I don't really know, but I'm sure the sort of character deficiency that overstatement indicates is even more serious if someone who indulges in it doesn't recognize or acknowledge having done so, feel regret about it, thank the friends who pointed it out, and resolve to try to avoid recurrence.
My post on the "false & tedious defective brain meme" contained some regrettable elements of overstatement.
Before grappling with them, I want to start by extracting from the post the points that I do want to stand by and that I'm quite willing to defend in engaged discussion with others. They are essentially two: (a) that "defective rationality" accounts of polarization over policy-relevant science are ill-supported; and (b) that the frenetic and repetitive prorogation of these accounts in wide-eyed, story-telling modes of presentation demeans serious public discussion and distracts thoughtful people from thoughtful engagement with this serious problem.
These are strong claims but I want to advance them strongly because I feel they are right and important, and because I believe that obliging people to confront them, to the extent that I can, will advance common understanding -- either by helping people to see why views they might hold should be abandoned or, if it turns out I'm wrong (I certainly accept that I might be), by fortifying the basis for confidence they can have in them once they've dealt with evidence that seems to suggest a very different explanation for the difficulty we face.
Here are the elements of the post that I now recognize to be in the nature of regrettable overstatement:
- The singularity and certitude with which I advanced my alternative explanation. In fact, I feel the position I articulated--one I & others have been engaged in elaborating theoretically and testing empirically for a sustained period--is the best one for the phenomenon I mean to address, viz., conflict over societal risks and related facts. But there are other reasonable and plausible hypotheses (ones that are also much more subtle than the "our brains make us stupid!" trope); also many open questions, the investigation of which can furnish evidence that warrants revising the degree of confidence a reasonable person can have that the position I advanced, and not these others, is correct. It is disrespectful of other researchers and thoughtful appraisers of research to carry on as if this were not so. The cast of mind I displayed also demeans the enterprise of empirical inquiry by evincing the vulgar attitude that science is about reaching "final" and "conclusive" answers to difficult questions. Intrinsic to science's way of knowing is recognition of the permanent provisionality of what is known; expressing oneself in a manner that obscures or denies this not only risks misleading people but is ugly. One can have and communicate conviction in favor of, and can passionately advocate action based on, one's beliefs without concealing that what one believes is necessarily based on one's best understanding of the currently available evidence.
- The thoughtless conflation of discrete and complex matters. I meant to be addressing something particular: polarization over risks and other policy-relevant facts in controversies like climate change, gun control, fiscal policy, etc. But I wrote in a manner that invited the interpretation that I was discussing something much more general. Motivated reasoning, biased assimilation, and the like are not confined to these matters; the dynamics involved in attitude polarization won't reduce to the single one I was giving. The carelessness generality with which I presented my views injected an air of grandiosity into them that is embarrassing as well as potentially misleading.

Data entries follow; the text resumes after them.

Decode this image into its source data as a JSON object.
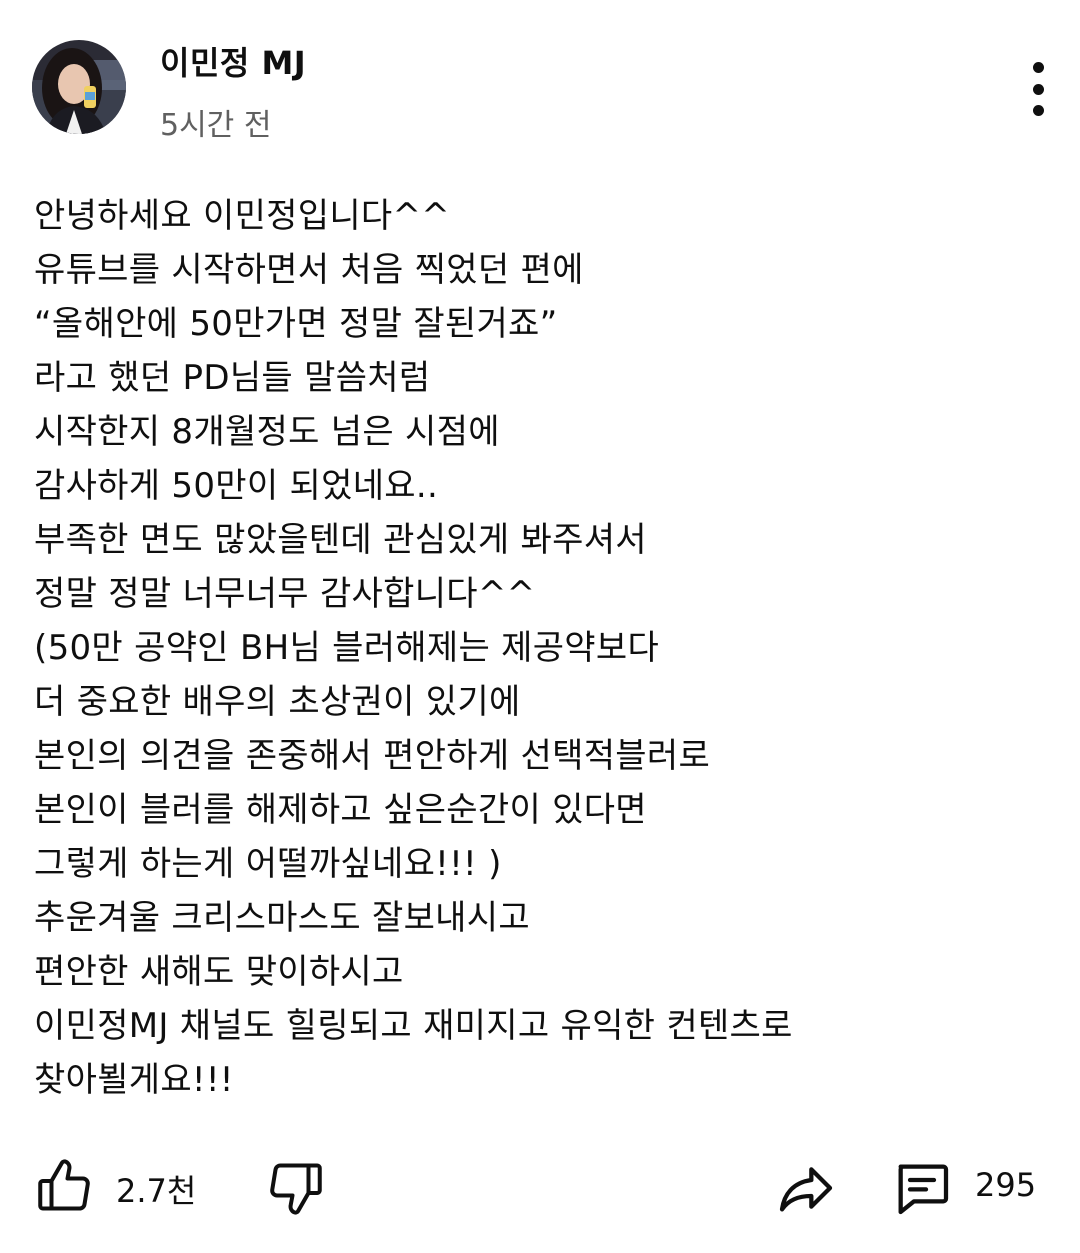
{
  "post": {
    "author": "이민정 MJ",
    "time": "5시간 전",
    "lines": [
      "안녕하세요 이민정입니다^^",
      "유튜브를 시작하면서 처음 찍었던 편에",
      "“올해안에 50만가면 정말 잘된거죠”",
      "라고 했던 PD님들 말씀처럼",
      "시작한지 8개월정도 넘은 시점에",
      "감사하게 50만이 되었네요..",
      "부족한 면도 많았을텐데 관심있게 봐주셔서",
      "정말 정말 너무너무 감사합니다^^",
      "(50만 공약인 BH님 블러해제는 제공약보다",
      "더 중요한 배우의 초상권이 있기에",
      "본인의 의견을 존중해서 편안하게 선택적블러로",
      "본인이 블러를 해제하고 싶은순간이 있다면",
      "그렇게 하는게 어떨까싶네요!!! )",
      "추운겨울 크리스마스도 잘보내시고",
      "편안한 새해도 맞이하시고",
      "이민정MJ 채널도 힐링되고 재미지고 유익한 컨텐츠로",
      "찾아뵐게요!!!"
    ]
  },
  "actions": {
    "like_count": "2.7천",
    "comment_count": "295",
    "icons": [
      "thumb-up-icon",
      "thumb-down-icon",
      "share-icon",
      "comment-icon"
    ]
  }
}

- Reckless imprecision in criticism. I framed my argument as a criticism of science journalists. Often science journalists do, I think, deliberately frame as evidence of defects in human rationality--and in particular, as inconvenient leftovers in the evolution of the "brain"-- findings of decision science that don't bear any such interpretation. I am quoted often in articles that squeeze themselves into this template even though I don't see "cultural cognition" that way at all, and have been careful to emphasize in my discussions with writers that polarization originating in cultural cognition reflects unusual, correctible conditions inimical to reason (by analogy: if you can't see after someone shines a bright light in your eyes, that doesn't mean your eye is "defective"; it means that the normally reliable faculty of sight is disabled by the flashing of intense bursts of light into your face). I should have noted, though, that many science journalists don't make this mistake. And even more important, many of those who do are only transmitting truly awful scholarship being performed by researchers (and scholarly synthesizers) who exploit the peculiar fascination with "brain" centered explanations. It's really a huge injustice to express dissatisfaction with science journalists (whose craft skills should in fact be mined for insights into how to improve science communication in multiple sectors of our society) for this regrettable spectacle, which continues notwithstanding high-profile exposure of the defects in methods still routinely used in many such studies. (Oh-- just to avoid compounding my problems: I don't mean to say that all neuro-science studies that feature fMRI use these bogus methods. Indeed, some of the coolest studies I've ever seen are based on fMRI used as a distinctively discerning measure in connection with inspired experimental designs. See, e.g., this.)